By Peter Oliver
Twice now within 16 years the presidential candidate receiving the most votes has been denied election. This, of course, is thanks to the enigma known as the Electoral College.
Inevitably, the call for presidential elections by popular vote appears as a sour-grapes outcry from supporters of the popular-vote-winning, Electoral-College-losing candidate. And those supporting the Electoral College winner inevitably jump on a sanctimonious constitutional horse, declaring that the U.S. is a republic of states, not a national democracy.
Regardless, as the national political map now stands, state-by-state balkanization carries overwhelming weight over national consensus. For starters, all states have their own discrete governing structures with governors and legislatures. The two-senator-per-state Senate makes a further (and especially undemocratic) tilt toward Republicanism. (According to the 2016 election results, Vermonters are represented by one senator per 150,000 voters; Californians are represented by one senator per 5.3 million voters.)
In addition, the House, which the founders envisioned as the people’s legislative body in the federal government, has increasingly become a state-controlled entity. Republican legislatures in recent years have been craftily manipulating the congressional districting process – gerrymandering (albeit legal) by another name.
In Pennsylvania, Republicans won the combined congressional vote by just 6 percent, yet ended up with 13 of 18 House seats. If the House truly represented the will of the people, the Pennsylvania House seat ratio would be closer to 10-to-8.
The U.S. is indeed a republic of states, but it is also a nation, yet with no one in the national government elected nationally. And in a country of united states that seems a strange shortcoming. Constitutional conservatives might harrumph about the inviolability of the Electoral College and any hint of meddling with the original intent of the Founding Fathers. But when the founders were hammering out the details of the Constitution, the Electoral College concept was hardly a slam dunk. James Madison, for example, preferred a popular vote for president; Alexander Hamilton was a principal proponent of an Electoral College system.
The founders, of course, were dealing with a vastly different electorate back then, when, for the most part, only property-owning white men were considered worthy voters.

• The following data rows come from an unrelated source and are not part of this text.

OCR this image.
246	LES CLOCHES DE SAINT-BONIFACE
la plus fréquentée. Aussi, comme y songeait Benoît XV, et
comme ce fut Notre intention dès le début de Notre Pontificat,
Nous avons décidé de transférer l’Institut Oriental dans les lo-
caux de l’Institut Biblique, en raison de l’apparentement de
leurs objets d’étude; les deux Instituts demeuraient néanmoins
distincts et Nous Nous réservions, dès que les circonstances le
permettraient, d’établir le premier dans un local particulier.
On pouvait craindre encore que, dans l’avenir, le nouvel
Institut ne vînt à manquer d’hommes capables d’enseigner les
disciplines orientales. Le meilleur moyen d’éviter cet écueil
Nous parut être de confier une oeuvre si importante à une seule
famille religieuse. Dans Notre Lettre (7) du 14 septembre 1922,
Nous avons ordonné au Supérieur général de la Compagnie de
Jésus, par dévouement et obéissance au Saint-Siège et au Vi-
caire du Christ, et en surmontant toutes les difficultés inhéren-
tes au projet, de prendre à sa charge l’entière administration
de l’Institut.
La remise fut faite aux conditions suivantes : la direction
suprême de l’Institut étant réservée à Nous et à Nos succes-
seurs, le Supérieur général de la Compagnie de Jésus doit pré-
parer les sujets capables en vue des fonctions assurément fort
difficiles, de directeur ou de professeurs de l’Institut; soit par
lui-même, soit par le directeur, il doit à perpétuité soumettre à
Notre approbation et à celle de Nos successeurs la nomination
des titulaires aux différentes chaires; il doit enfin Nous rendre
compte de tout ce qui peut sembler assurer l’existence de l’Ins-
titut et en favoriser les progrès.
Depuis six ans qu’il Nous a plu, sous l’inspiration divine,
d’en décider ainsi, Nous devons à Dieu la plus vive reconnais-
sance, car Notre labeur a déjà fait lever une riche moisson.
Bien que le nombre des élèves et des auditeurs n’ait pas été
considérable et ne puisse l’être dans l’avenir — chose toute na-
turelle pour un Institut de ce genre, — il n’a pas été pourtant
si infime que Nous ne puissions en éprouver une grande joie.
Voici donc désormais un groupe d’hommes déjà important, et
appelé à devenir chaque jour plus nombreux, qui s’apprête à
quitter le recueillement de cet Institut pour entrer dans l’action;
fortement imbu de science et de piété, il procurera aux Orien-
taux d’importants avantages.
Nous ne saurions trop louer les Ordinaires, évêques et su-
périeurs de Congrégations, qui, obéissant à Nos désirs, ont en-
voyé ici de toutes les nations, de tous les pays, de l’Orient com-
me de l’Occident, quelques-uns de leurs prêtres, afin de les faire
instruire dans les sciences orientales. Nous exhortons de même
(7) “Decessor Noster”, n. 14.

The rationale for the Electoral College was not, as some revisionists suggest today, intended to protect the politically neglected small-state voter from the tyranny of the urban majority; this was southern plantation interests grappling with northern trading elites.
The effect today has been that the Electoral College values votes differently – a vote in Pennsylvania or Wisconsin, capable of swinging a tightly contested state’s electoral vote one way or another, becomes worth more than a vote in an uncontested state. And in uncontested states, voter turnout is discouraged. In Vermont, for example, why bother voting, other than out of civic duty, when you know that Clinton is going to be a shoo-in with more than 60 percent of the vote?
It could be argued, of course, that if the presidential election were determined by popular vote, the candidates would simply campaign where the people are – the large population centers. Who wants to trudge across the hills and dales of Vermont for a smattering of votes when, in Mad-River-Valley-size Manhattan, you can reach a population of more than a million and a half?
Maybe so, but in a close election like 2016, with a popular-vote margin (for Clinton) of about 1 percent, any candidate who blows off any single vote does so at his or her peril. As a result, Democrats would more likely spend at least some time in the plains of conservative Oklahoma and Republicans in the liberal niches of western Oregon. Any vote anywhere matters. It would stir together the political mix of ideas rather than amplify the singular ideologies that have become entrenched in state-by-state voting.
The national electoral structure has changed repeatedly, constitutionally and otherwise. Senators, now elected by popular vote, were originally chosen by state legislatures. Women and former slaves earned the right to vote. In recent years, Maine and Nebraska have chosen to allocate electoral votes by congressional district rather than by the statewide winner-take-all method used elsewhere. Congressional redistricting is an ongoing process. And so on. The system can be and has been changed.
A popular election of the president (and vice president) is overdue. Concern about the “tyranny of the majority” that conservatives often raise to justify the Electoral College lacks logic and consistency; if a majority can be tyrannical at a national level, why wouldn’t it be in a local or state election? The U.S. as a republic of states is already well served in the electoral process. The U.S. as a united nation deserves a place, too.